The explanation is already there in what you quoted — Randall Munroe is simply and quite literally saying that an expression like $(\ln x)^e$ is extremely unlikely to crop up in any situation when working with mathematics either pure or applied.
It's not really a joke as such; he's just pointing out something that's absurdly improbable. (I think it's unfair to him to call it a joke and judge it as one.)
Apart from all that, there is also the matter of notation and familiarity. There are certain expressions that recur in mathematics, and outside of calculus textbook exercises it would be quite jarring to find oneself having to find the derivative of $c^x$ with respect to $c$, say, and it's almost psychologically harder to do than to find the derivative of $x^c$ with respect to $x$, even though they are mathematically entirely equivalent.

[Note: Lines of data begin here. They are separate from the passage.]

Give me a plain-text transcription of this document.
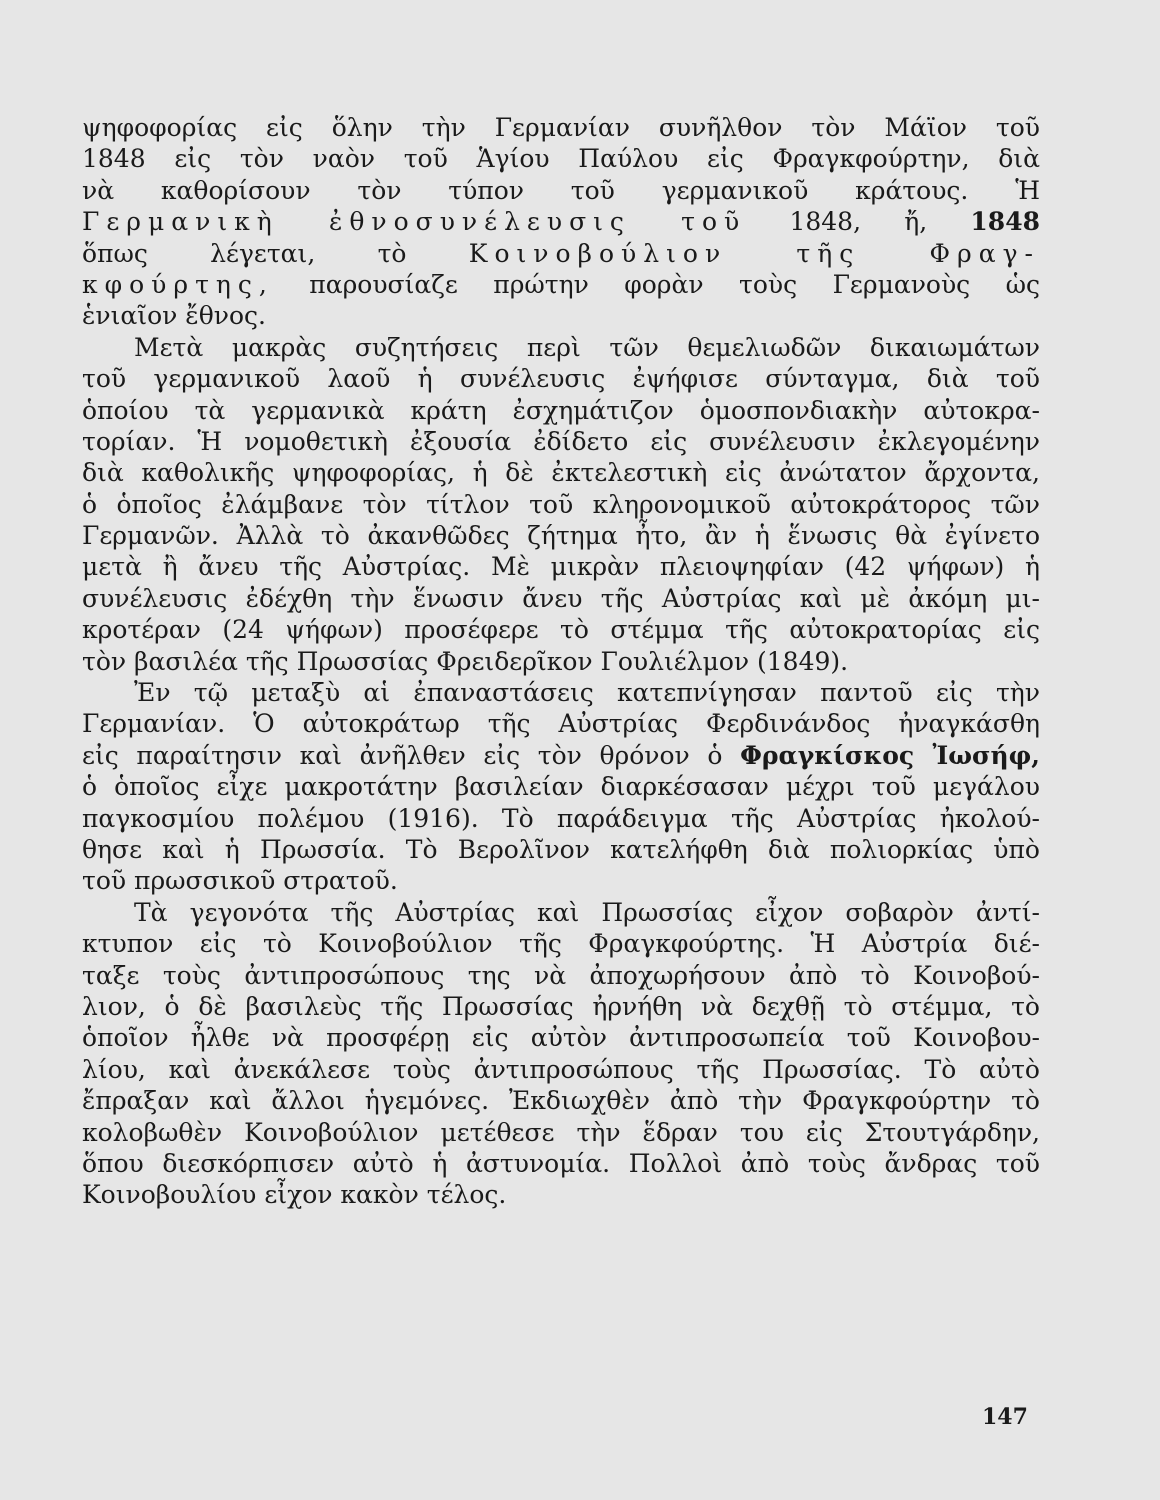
ψηφοφορίας εἰς ὅλην τὴν Γερμανίαν συνῆλθον τὸν Μάϊον τοῦ
1848 εἰς τὸν ναὸν τοῦ Ἁγίου Παύλου εἰς Φραγκφούρτην, διὰ
νὰ καθορίσουν τὸν τύπον τοῦ γερμανικοῦ κράτους. Ἡ
Γερμανικὴ ἐθνοσυνέλευσις τοῦ 1848, ἤ, 1848
ὅπως λέγεται, τὸ Κοινοβούλιον τῆς Φραγ-
κφούρτης, παρουσίαζε πρώτην φορὰν τοὺς Γερμανοὺς ὡς
ἑνιαῖον ἔθνος.
Μετὰ μακρὰς συζητήσεις περὶ τῶν θεμελιωδῶν δικαιωμάτων
τοῦ γερμανικοῦ λαοῦ ἡ συνέλευσις ἐψήφισε σύνταγμα, διὰ τοῦ
ὁποίου τὰ γερμανικὰ κράτη ἐσχημάτιζον ὁμοσπονδιακὴν αὐτοκρα-
τορίαν. Ἡ νομοθετικὴ ἐξουσία ἐδίδετο εἰς συνέλευσιν ἐκλεγομένην
διὰ καθολικῆς ψηφοφορίας, ἡ δὲ ἐκτελεστικὴ εἰς ἀνώτατον ἄρχοντα,
ὁ ὁποῖος ἐλάμβανε τὸν τίτλον τοῦ κληρονομικοῦ αὐτοκράτορος τῶν
Γερμανῶν. Ἀλλὰ τὸ ἀκανθῶδες ζήτημα ἦτο, ἂν ἡ ἕνωσις θὰ ἐγίνετο
μετὰ ἢ ἄνευ τῆς Αὐστρίας. Μὲ μικρὰν πλειοψηφίαν (42 ψήφων) ἡ
συνέλευσις ἐδέχθη τὴν ἕνωσιν ἄνευ τῆς Αὐστρίας καὶ μὲ ἀκόμη μι-
κροτέραν (24 ψήφων) προσέφερε τὸ στέμμα τῆς αὐτοκρατορίας εἰς
τὸν βασιλέα τῆς Πρωσσίας Φρειδερῖκον Γουλιέλμον (1849).
Ἐν τῷ μεταξὺ αἱ ἐπαναστάσεις κατεπνίγησαν παντοῦ εἰς τὴν
Γερμανίαν. Ὁ αὐτοκράτωρ τῆς Αὐστρίας Φερδινάνδος ἠναγκάσθη
εἰς παραίτησιν καὶ ἀνῆλθεν εἰς τὸν θρόνον ὁ Φραγκίσκος Ἰωσήφ,
ὁ ὁποῖος εἶχε μακροτάτην βασιλείαν διαρκέσασαν μέχρι τοῦ μεγάλου
παγκοσμίου πολέμου (1916). Τὸ παράδειγμα τῆς Αὐστρίας ἠκολού-
θησε καὶ ἡ Πρωσσία. Τὸ Βερολῖνον κατελήφθη διὰ πολιορκίας ὑπὸ
τοῦ πρωσσικοῦ στρατοῦ.
Τὰ γεγονότα τῆς Αὐστρίας καὶ Πρωσσίας εἶχον σοβαρὸν ἀντί-
κτυπον εἰς τὸ Κοινοβούλιον τῆς Φραγκφούρτης. Ἡ Αὐστρία διέ-
ταξε τοὺς ἀντιπροσώπους της νὰ ἀποχωρήσουν ἀπὸ τὸ Κοινοβού-
λιον, ὁ δὲ βασιλεὺς τῆς Πρωσσίας ἠρνήθη νὰ δεχθῇ τὸ στέμμα, τὸ
ὁποῖον ἦλθε νὰ προσφέρῃ εἰς αὐτὸν ἀντιπροσωπεία τοῦ Κοινοβου-
λίου, καὶ ἀνεκάλεσε τοὺς ἀντιπροσώπους τῆς Πρωσσίας. Τὸ αὐτὸ
ἔπραξαν καὶ ἄλλοι ἡγεμόνες. Ἐκδιωχθὲν ἀπὸ τὴν Φραγκφούρτην τὸ
κολοβωθὲν Κοινοβούλιον μετέθεσε τὴν ἕδραν του εἰς Στουτγάρδην,
ὅπου διεσκόρπισεν αὐτὸ ἡ ἀστυνομία. Πολλοὶ ἀπὸ τοὺς ἄνδρας τοῦ
Κοινοβουλίου εἶχον κακὸν τέλος.
147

On notation, Halmos has alluded to this in his How to Write Mathematics:
As history progresses, more and more symbols get frozen. The standard examples are $e$, $i$, and $\pi$, and, of course, $0$, $1$, $2$, $3$, …. (Who would dare write “Let $6$ be a group.”?) A few other letters are almost frozen: many readers would feel offended if “$n$” were used for a complex number, “$\varepsilon$” for a positive integer, and “$z$” for a topological space. (A mathematician's nightmare is a sequence $n_\varepsilon$ that tends to zero as $\varepsilon$ becomes infinite.)
Related, from Milne's Tips for Authors (quoting Littlewood's Miscellany, p60):
It is said of Jordan's writings that if he had 4 things on the same footing (as $a,b,c,d$) they would appear as $a$, $M_3'$, $\varepsilon_₂$, $\Pi''_{₁,₂}$."